Cost and Performance Improvements
Recent model improvements have made CAG increasingly viable:
Gemini 2.0 Flash
- Input cost: Only $0.10 per million tokens (96% cheaper than some alternatives)
- Performance: Can process large documentation sets in 2-3 seconds
- Example: Processing entire Firecrawl API documentation (~27 pages) costs ~$0.006
Building an MCP Server with CAG
Let’s build a practical example using CAG to create an MCP server that retrieves code examples from documentation:
Step 1: Setup and Dependencies
import { GoogleGenerativeAI } from '@google/generative-ai';
import { Firecrawl } from '@firecrawl/firecrawl';
import Headon from 'headon'; // For logging and monitoring
const genAI = new GoogleGenerativeAI(process.env.GOOGLE_AI_API_KEY);
const firecrawl = new Firecrawl(process.env.FIRECRAWL_API_KEY);
const headon = new Headon(process.env.HEADON_API_KEY);
Step 2: Filter Relevant Documentation
// Get all sub-pages
const allPages = await firecrawl.mapUrl('https://docs.firecrawl.dev');
// Filter for API reference pages
const apiPages = await model.filterRelevantPages(allPages, 'API reference');
// Result: Reduced from 153 to 27 relevant pages
Step 3: Batch Scrape and Cache
// Scrape all relevant pages
const markdownContents = await firecrawl.batchScrapeUrls(apiPages);
// Cache locally for future use
await saveToLocalCache('firecrawl-docs', markdownContents);
Step 4: Generate Response with Full Context
const response = await model.generateContent({
contents: [{
role: 'user',
parts: [{
text: `Based on the complete Firecrawl documentation provided below, help me generate the correct API request:
${markdownContents}
User request: ${userQuery}`
}]
}],
// Log to Headon for monitoring
httpOptions: headon.getHTTPOptions()
});
When to Use Each Approach
Choose RAG when:
- Your dataset is too large for model context windows
- You need sub-second response times
- Cost optimization is critical
- You have diverse, constantly updating data
Choose CAG when:
- Your dataset fits within context windows (up to 2M tokens for Gemini)
- Simplicity is preferred over complex retrieval systems
- You need maximum accuracy for complex queries
- You’re working with static or slowly changing documentation
Advanced CAG Optimizations
1. Hybrid Approach
For very large datasets, combine both methods:
// Use traditional search to pre-filter
const relevantSections = await searchByMetadata(query, fullDataset);
// Then apply CAG on filtered results
const response = await model.generateResponse(query, relevantSections);
2. Parallel Processing
// Process multiple data chunks in parallel
const parallelResults = await Promise.all(
dataChunks.map(chunk => model.generateResponse(query, chunk))
);
// Use another model call to synthesize results
const finalResponse = await model.synthesizeResponses(parallelResults);
3. Context Caching (Future)
Gemini supports context caching for repeated queries on the same large dataset, which will further improve performance.
Monitoring and Optimization with Headon
Track your LLM application performance:
// All requests automatically logged
const response = await model.generateContent({
contents: [...],
httpOptions: headon.getHTTPOptions() // Auto-logging enabled
});
// Monitor in Headon dashboard:
// - Cost per request
// - Latency patterns
// - User interaction patterns
// - Performance optimization opportunities
Conclusion
CAG represents a paradigm shift in LLM application development.

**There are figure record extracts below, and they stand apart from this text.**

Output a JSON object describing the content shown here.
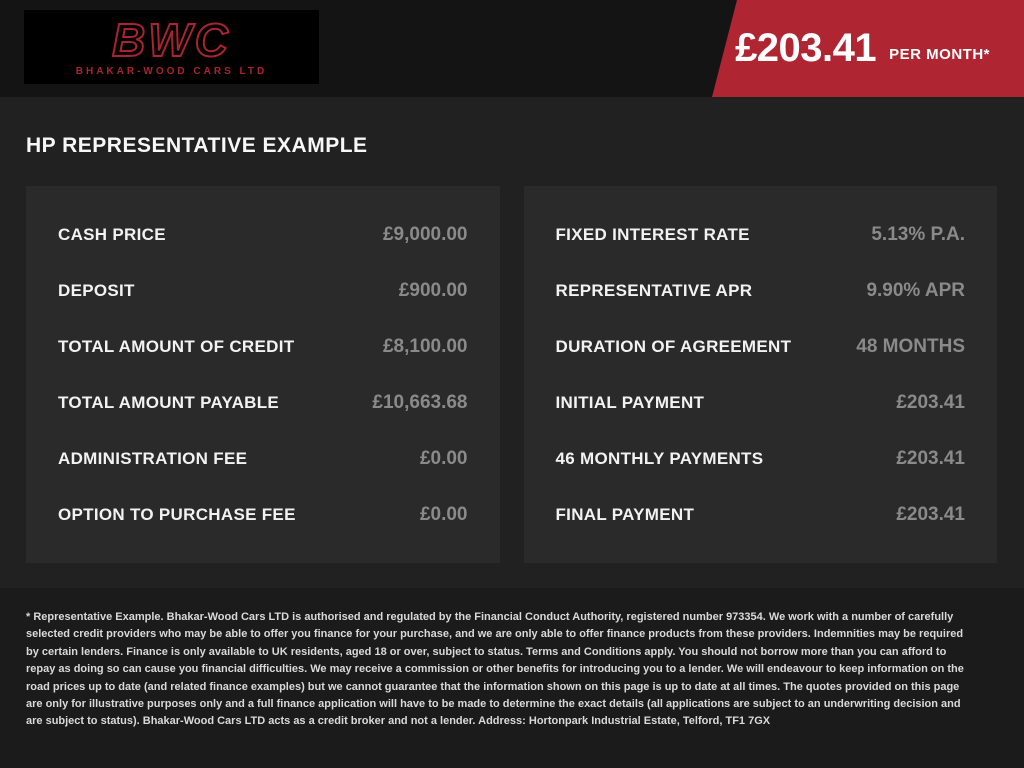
{
  "header": {
    "logo": {
      "acronym": "BWC",
      "company": "BHAKAR-WOOD CARS LTD"
    },
    "price_badge": {
      "amount": "£203.41",
      "suffix": "PER MONTH*"
    }
  },
  "page": {
    "title": "HP REPRESENTATIVE EXAMPLE"
  },
  "finance": {
    "left_panel": {
      "rows": [
        {
          "label": "CASH PRICE",
          "value": "£9,000.00"
        },
        {
          "label": "DEPOSIT",
          "value": "£900.00"
        },
        {
          "label": "TOTAL AMOUNT OF CREDIT",
          "value": "£8,100.00"
        },
        {
          "label": "TOTAL AMOUNT PAYABLE",
          "value": "£10,663.68"
        },
        {
          "label": "ADMINISTRATION FEE",
          "value": "£0.00"
        },
        {
          "label": "OPTION TO PURCHASE FEE",
          "value": "£0.00"
        }
      ]
    },
    "right_panel": {
      "rows": [
        {
          "label": "FIXED INTEREST RATE",
          "value": "5.13% P.A."
        },
        {
          "label": "REPRESENTATIVE APR",
          "value": "9.90% APR"
        },
        {
          "label": "DURATION OF AGREEMENT",
          "value": "48 MONTHS"
        },
        {
          "label": "INITIAL PAYMENT",
          "value": "£203.41"
        },
        {
          "label": "46 MONTHLY PAYMENTS",
          "value": "£203.41"
        },
        {
          "label": "FINAL PAYMENT",
          "value": "£203.41"
        }
      ]
    }
  },
  "footer": {
    "disclaimer": "* Representative Example. Bhakar-Wood Cars LTD is authorised and regulated by the Financial Conduct Authority, registered number 973354. We work with a number of carefully selected credit providers who may be able to offer you finance for your purchase, and we are only able to offer finance products from these providers. Indemnities may be required by certain lenders. Finance is only available to UK residents, aged 18 or over, subject to status. Terms and Conditions apply. You should not borrow more than you can afford to repay as doing so can cause you financial difficulties. We may receive a commission or other benefits for introducing you to a lender. We will endeavour to keep information on the road prices up to date (and related finance examples) but we cannot guarantee that the information shown on this page is up to date at all times. The quotes provided on this page are only for illustrative purposes only and a full finance application will have to be made to determine the exact details (all applications are subject to an underwriting decision and are subject to status). Bhakar-Wood Cars LTD acts as a credit broker and not a lender. Address: Hortonpark Industrial Estate, Telford, TF1 7GX"
  },
  "colors": {
    "accent_red": "#b02532",
    "logo_red": "#a92330",
    "topbar_bg": "#141414",
    "page_bg": "#212121",
    "panel_bg": "#2a2a2a",
    "footer_bg": "#1b1b1b",
    "value_gray": "#8a8a8a"
  }
}
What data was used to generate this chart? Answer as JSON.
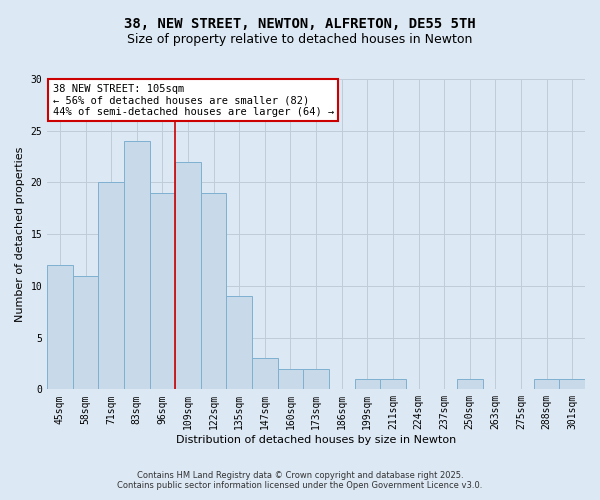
{
  "title": "38, NEW STREET, NEWTON, ALFRETON, DE55 5TH",
  "subtitle": "Size of property relative to detached houses in Newton",
  "xlabel": "Distribution of detached houses by size in Newton",
  "ylabel": "Number of detached properties",
  "categories": [
    "45sqm",
    "58sqm",
    "71sqm",
    "83sqm",
    "96sqm",
    "109sqm",
    "122sqm",
    "135sqm",
    "147sqm",
    "160sqm",
    "173sqm",
    "186sqm",
    "199sqm",
    "211sqm",
    "224sqm",
    "237sqm",
    "250sqm",
    "263sqm",
    "275sqm",
    "288sqm",
    "301sqm"
  ],
  "values": [
    12,
    11,
    20,
    24,
    19,
    22,
    19,
    9,
    3,
    2,
    2,
    0,
    1,
    1,
    0,
    0,
    1,
    0,
    0,
    1,
    1
  ],
  "bar_color": "#c8daea",
  "bar_edge_color": "#7fb0d0",
  "vline_x_index": 4.5,
  "vline_color": "#cc0000",
  "annotation_line1": "38 NEW STREET: 105sqm",
  "annotation_line2": "← 56% of detached houses are smaller (82)",
  "annotation_line3": "44% of semi-detached houses are larger (64) →",
  "annotation_box_edgecolor": "#cc0000",
  "annotation_bg": "#ffffff",
  "ylim_min": 0,
  "ylim_max": 30,
  "yticks": [
    0,
    5,
    10,
    15,
    20,
    25,
    30
  ],
  "grid_color": "#c0ccd8",
  "bg_color": "#dce8f4",
  "footer_line1": "Contains HM Land Registry data © Crown copyright and database right 2025.",
  "footer_line2": "Contains public sector information licensed under the Open Government Licence v3.0.",
  "title_fontsize": 10,
  "subtitle_fontsize": 9,
  "axis_label_fontsize": 8,
  "tick_fontsize": 7,
  "annotation_fontsize": 7.5,
  "footer_fontsize": 6
}
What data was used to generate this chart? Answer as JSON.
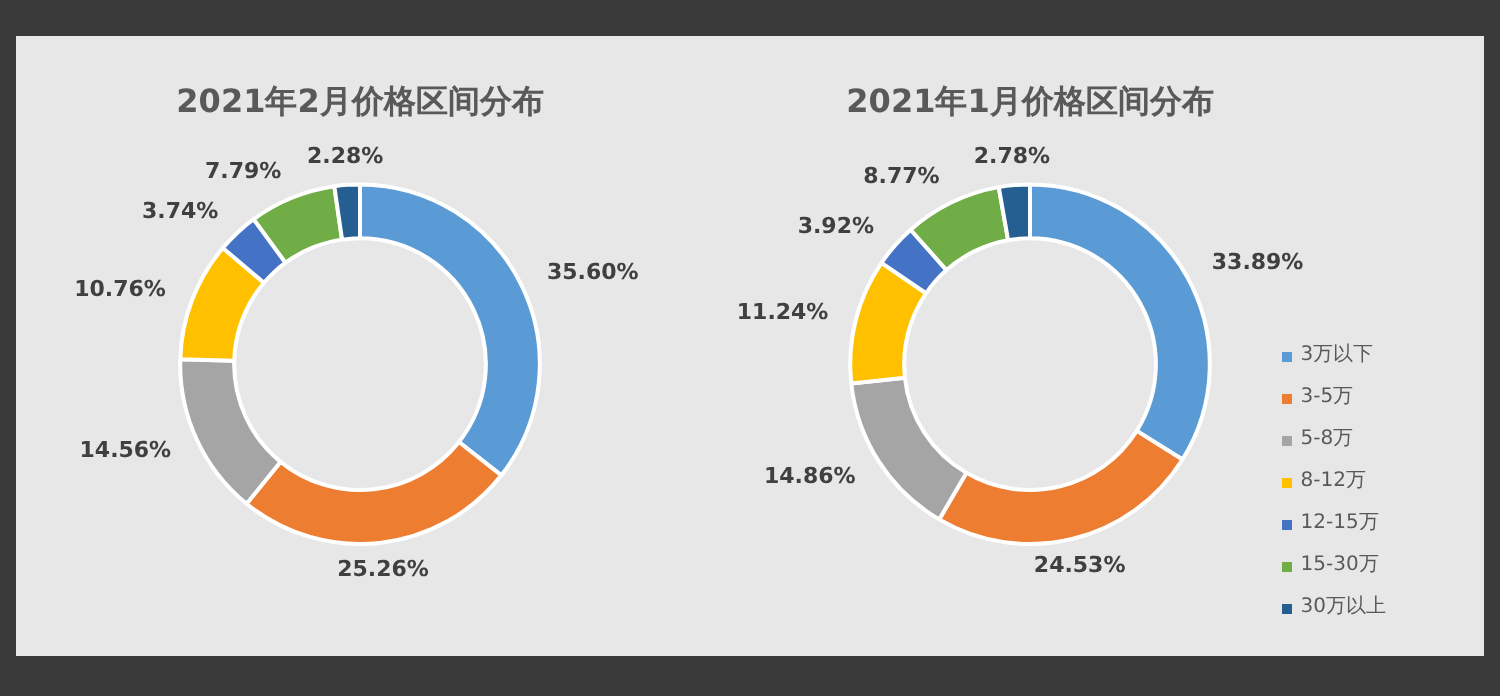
{
  "chart_data": [
    {
      "type": "donut",
      "title": "2021年2月价格区间分布",
      "categories": [
        null,
        null,
        null,
        null,
        null,
        null,
        null
      ],
      "values": [
        35.6,
        25.26,
        14.56,
        10.76,
        3.74,
        7.79,
        2.28
      ],
      "value_labels": [
        "35.60%",
        "25.26%",
        "14.56%",
        "10.76%",
        "3.74%",
        "7.79%",
        "2.28%"
      ],
      "colors": [
        "#5b9bd5",
        "#ed7d31",
        "#a5a5a5",
        "#ffc000",
        "#4472c4",
        "#70ad47",
        "#255e91"
      ],
      "legend": false
    },
    {
      "type": "donut",
      "title": "2021年1月价格区间分布",
      "categories": [
        "3万以下",
        "3-5万",
        "5-8万",
        "8-12万",
        "12-15万",
        "15-30万",
        "30万以上"
      ],
      "values": [
        33.89,
        24.53,
        14.86,
        11.24,
        3.92,
        8.77,
        2.78
      ],
      "value_labels": [
        "33.89%",
        "24.53%",
        "14.86%",
        "11.24%",
        "3.92%",
        "8.77%",
        "2.78%"
      ],
      "colors": [
        "#5b9bd5",
        "#ed7d31",
        "#a5a5a5",
        "#ffc000",
        "#4472c4",
        "#70ad47",
        "#255e91"
      ],
      "legend": "bottom right"
    }
  ]
}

With dramatically improved context windows and reduced costs, it’s becoming the preferred approach for many use cases. The simplicity of implementation and elimination of retrieval accuracy issues make it particularly appealing for documentation-based applications and code generation tasks.
As context windows continue to expand and costs decrease, CAG will likely become the default approach for an increasing number of LLM applications, while RAG remains valuable for extremely large-scale or real-time applications.
The future belongs to developers who can leverage the full power of these expanded context windows to build more accurate, simpler, and more capable AI applications.